For our systems using AMD GPUs (Tioga, Tuo, RZAdams, El Capitan, Tenaya), we recommend you use one of our pre-built torch wheels shown here on Nexus. To avoid known bugs in older versions, you must use PyTorch >= 2.7 on systems with AMD GPUs

Please refer to this version matrix for PyTorch installation commands:

PyTorch version Python version ROCm version Installation command
2.8.0 3.11 6.3.1 pip install torch==2.8.0a0+gitba56102.rocm631
2.8.0 3.11 6.4.2 Coming soon!

Installing PyTorch

Recommended steps:

  1. Load the python/3.11.5 module, for which PyTorch wheels have been built
  2. Create and activate virtual environment based on this module
    1. Use `python3 -m venv <directory>` or `virtualenv <directory>`
    2. Do not use `--system-site-packages`
  3. Install one of the available PyTorch wheels listed above (of the form `<torch version>+<git hash>.rocm<rocm version>`) to your virtual environment
 module load python/3.11.5
 python3 -m venv mytorchenv
 source mytorchenv/bin/activate
 pip install torch==2.8.0a0+gitba56102.rocm631

Test this worked:

To check whether PyTorch is installed and whether GPUs are visible, run the following command from the command line :

python3 -c 'import torch ; print(torch.rand(5, 3)) ; print("Torch Version", torch.__version__) ; print("GPU available:", torch.cuda.is_available())'

which is equivalent to the following in the Python REPL:

>>> import torch; print(torch.rand(5, 3)); print("Torch Version", torch.__version__) ; print("GPU available:", torch.cuda.is_available())'

Using PyTorch on multiple nodes

RCCL/OFI plug-in

When scaling PyTorch across multiple nodes via the Cray Slingshot network, getting performance requires a plugin that lets RCCL use the libfabric library. If you are using one of the recommended PyTorch wheels on Nexus, the plugin will be used by default.

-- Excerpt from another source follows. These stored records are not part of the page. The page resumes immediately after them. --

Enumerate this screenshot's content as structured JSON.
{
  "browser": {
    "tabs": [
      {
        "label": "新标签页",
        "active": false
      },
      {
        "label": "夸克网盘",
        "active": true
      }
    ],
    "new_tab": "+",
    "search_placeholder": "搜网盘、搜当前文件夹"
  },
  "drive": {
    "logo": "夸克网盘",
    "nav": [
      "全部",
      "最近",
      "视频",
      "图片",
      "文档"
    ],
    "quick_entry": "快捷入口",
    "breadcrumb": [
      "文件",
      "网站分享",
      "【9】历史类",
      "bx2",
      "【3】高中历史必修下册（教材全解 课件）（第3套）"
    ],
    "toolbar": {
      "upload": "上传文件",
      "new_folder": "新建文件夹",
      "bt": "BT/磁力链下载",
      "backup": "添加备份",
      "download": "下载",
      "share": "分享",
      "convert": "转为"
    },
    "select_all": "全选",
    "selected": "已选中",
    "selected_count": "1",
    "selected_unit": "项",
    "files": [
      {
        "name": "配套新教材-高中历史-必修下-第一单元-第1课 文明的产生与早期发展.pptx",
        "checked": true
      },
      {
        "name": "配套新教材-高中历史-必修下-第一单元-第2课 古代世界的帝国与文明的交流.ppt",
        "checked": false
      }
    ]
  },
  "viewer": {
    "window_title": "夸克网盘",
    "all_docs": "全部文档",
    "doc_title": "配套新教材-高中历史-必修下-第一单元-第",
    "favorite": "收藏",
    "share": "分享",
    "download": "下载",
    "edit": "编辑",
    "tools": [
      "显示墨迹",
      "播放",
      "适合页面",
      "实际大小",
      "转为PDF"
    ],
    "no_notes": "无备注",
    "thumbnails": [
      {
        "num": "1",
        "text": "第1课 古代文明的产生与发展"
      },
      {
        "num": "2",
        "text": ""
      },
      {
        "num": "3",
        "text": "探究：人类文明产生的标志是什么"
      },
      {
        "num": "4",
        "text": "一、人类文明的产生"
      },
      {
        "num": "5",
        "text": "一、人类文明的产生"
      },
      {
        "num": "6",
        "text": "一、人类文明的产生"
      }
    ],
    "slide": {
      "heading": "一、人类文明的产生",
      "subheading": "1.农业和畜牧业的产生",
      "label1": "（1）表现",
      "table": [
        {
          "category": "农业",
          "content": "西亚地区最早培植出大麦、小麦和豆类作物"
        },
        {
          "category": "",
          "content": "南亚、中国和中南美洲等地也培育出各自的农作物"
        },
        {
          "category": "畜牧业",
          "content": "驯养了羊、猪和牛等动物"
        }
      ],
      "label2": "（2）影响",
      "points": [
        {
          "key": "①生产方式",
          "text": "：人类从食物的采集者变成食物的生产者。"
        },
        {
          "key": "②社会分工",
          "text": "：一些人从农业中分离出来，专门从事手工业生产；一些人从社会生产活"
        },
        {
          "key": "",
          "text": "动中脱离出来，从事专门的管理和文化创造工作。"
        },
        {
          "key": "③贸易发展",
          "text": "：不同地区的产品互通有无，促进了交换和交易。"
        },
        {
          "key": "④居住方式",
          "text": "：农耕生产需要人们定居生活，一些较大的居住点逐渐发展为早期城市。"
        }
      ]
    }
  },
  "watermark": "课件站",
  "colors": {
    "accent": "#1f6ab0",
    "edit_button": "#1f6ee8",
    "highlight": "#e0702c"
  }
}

Otherwise, versions of this plugin are located under /collab/usr/global/tools/rccl

MPI4Py users

MPI4Py users are recommended to install one of our wheels provided here; those compatible with your python version will show with a git hash including `dev0` in `pip index versions --pre mpi4py` output.

For example,

pip install mpi4py==4.1.0.dev0+mpich.8.1.32

Spindle

Coming soon!

Using PyTorch from within a Jupyter notebook

Please use the docs Orbit and Jupyter notebooks to create a Jupyter kernel from your python virtual environment. In particular, after creating your virtual environment as described above, you will need to

  1. Install `ipykernel` to your virtual environment
  2. Install your custom kernel to `~/.local`
  3. Manually update LD_LIBRARY_PATH in `kernel.json`.
pip install ipykernel
python3 -m ipykernel install --prefix=$HOME/.local --name 'mytorchenv' --display-name 'mytorchenv'
echo $LD_LIBRARY_PATH

Use the output of `echo $LD_LIBRARY_PATH` to update `$HOME/.local/share/jupyter/kernels/<yourKernelName>/kernel.json` as shown in the "Custom Kernel ENV" section of Orbit and Jupyter notebooks. Your definition for "env" in kernel.json might look like this:

 "env": {
  "LD_LIBRARY_PATH": "/collab/usr/global/tools/rccl/toss_4_x86_64_ib_cray/rocm-6.3.1/install/lib:/opt/cray/pe/lib64:/opt/cray/lib64:/opt/cray/pe/papi/7.2.0.2/lib64:/opt/cray/libfabric/2.1/lib64:${LD_LIBRARY_PATH}" 
 },